Zgadzam się z @frutson. Nie można kupować jakiegoś towary tylko dlatego że jest polski. Na dłuższą metę to jest szkodliwe dla samych producentów, bo nie dostają "informacji zwrotnej", prawdziwej oceny produktu, oceny jakości, bo głównym kryterium wyboru był polski producent. To nie prowadzi do niczego dobrego.
@movax: Jakaś ocena produktu zawsze się znajdzie, np. sprzedaż jednych produktów względem innych, liczba reklamacji, dane z BOK. A dodatkową kasą nikt nie pogardzi, nawet jeśli ludzie ją wydają ze złych przesłanek.
@movax: ja tylko dodam, że nie ma gwarancji, że pieniądze usilnie wydawane z myślą o pozostaniu w Polsce, nie zostaną przez właściciela polskiej firmy wydane na nowe BMW lub wczasy na Malediwach i cały misterny plan w #!$%@?. W zasadzie nie ma profitu z bezsensownego kupowania polskich rzeczy tylko z powodu miejsca produkcji.
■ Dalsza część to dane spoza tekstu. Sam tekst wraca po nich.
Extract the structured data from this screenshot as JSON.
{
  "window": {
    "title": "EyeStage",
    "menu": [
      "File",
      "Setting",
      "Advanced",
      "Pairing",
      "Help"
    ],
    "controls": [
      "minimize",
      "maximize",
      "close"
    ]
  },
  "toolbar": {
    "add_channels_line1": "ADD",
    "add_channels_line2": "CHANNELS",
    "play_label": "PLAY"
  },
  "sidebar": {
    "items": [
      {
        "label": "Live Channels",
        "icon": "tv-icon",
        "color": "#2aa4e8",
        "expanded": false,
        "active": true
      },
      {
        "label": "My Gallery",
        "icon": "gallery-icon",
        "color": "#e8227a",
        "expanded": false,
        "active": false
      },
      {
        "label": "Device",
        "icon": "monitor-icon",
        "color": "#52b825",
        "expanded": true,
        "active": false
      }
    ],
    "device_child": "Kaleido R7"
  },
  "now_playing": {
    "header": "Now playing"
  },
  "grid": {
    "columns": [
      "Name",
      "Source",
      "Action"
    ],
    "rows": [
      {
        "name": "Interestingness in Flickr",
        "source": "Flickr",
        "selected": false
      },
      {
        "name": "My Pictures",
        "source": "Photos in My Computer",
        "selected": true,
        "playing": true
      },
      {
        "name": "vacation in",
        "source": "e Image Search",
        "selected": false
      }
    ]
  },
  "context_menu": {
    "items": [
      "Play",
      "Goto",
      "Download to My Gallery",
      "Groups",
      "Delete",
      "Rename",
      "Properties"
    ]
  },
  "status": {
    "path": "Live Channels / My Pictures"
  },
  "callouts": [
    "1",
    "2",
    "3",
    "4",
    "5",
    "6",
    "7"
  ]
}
Problem polega na tym, że to nie tylko tej firmy dotyczy. Mam czarne buty z Lasockiego i jak przetrę szmatką to nie tylko brud z nich schodzi. Zastanawiam się gdzie i czym jest to wszystko farbowane. Tym bardziej, że kiedyś oglądałem mocny dokument o tym jak niektóre firmy odzieżowe produkujące ubrania w bangladeszu używają najgorszych jakościowo i rakotwórczych barwników.
Komentarze (276)
najlepsze
teraz przepuść wywar przez piętkę i na zdrowie.
zaniżasz poziom, zamykam temat!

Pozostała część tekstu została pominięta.